Наверное, ему будет очень обидно не успеть до появления городовых.
– Может, мы… Все мы до единого! – Хриплый окинул взглядом свою нахохлившуюся и ощетинившуюся винтовками банду. – Умрем сегодня, прямо здесь. Но память о нас будет жить вечно! И вместе с ней будут жить идеи народовластия, которые уже не получится похоронить… ваше сиятельство. – Хриплый подошел к Юсупову чуть ли не вплотную. – Не получится – даже если вы убьете нас всех.
– Вы сами убили себя, сударь. – На мгновение на лице старого князя мелькнуло что-то похожее на искреннее сожаление. – Но, что куда печальнее, своим поступком вы на корню губите те прекрасные идеи, для которых, без сомнения, однажды наступит…

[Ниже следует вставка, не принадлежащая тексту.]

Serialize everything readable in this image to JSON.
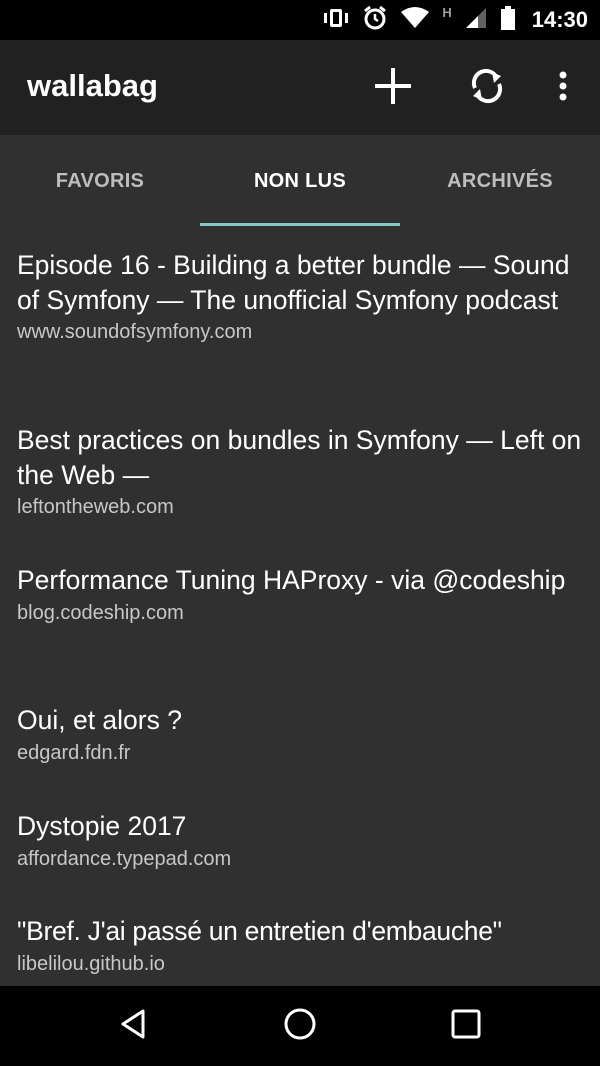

– Время уже настало! – Голос Хриплого нарастал, превращаясь в крик. – Мы молчали – но больше молчать не будем. И вы не только выслушаете нас – но и будете вынуждены считаться! Некоторым людям от рождения – по воле Господа ли, а может, из одного лишь каприза природы – дается необычный Дар. Величайшее сокровище, предназначенное приносить пользу всему человечеству, всему народу. Но такие, как вы! – Хриплый снова в очередной раз указал на Юсупова пистолетом. – Такие, как вы, превратили его в орудие угнетения. Оставили все лишь для себя и своих потомков!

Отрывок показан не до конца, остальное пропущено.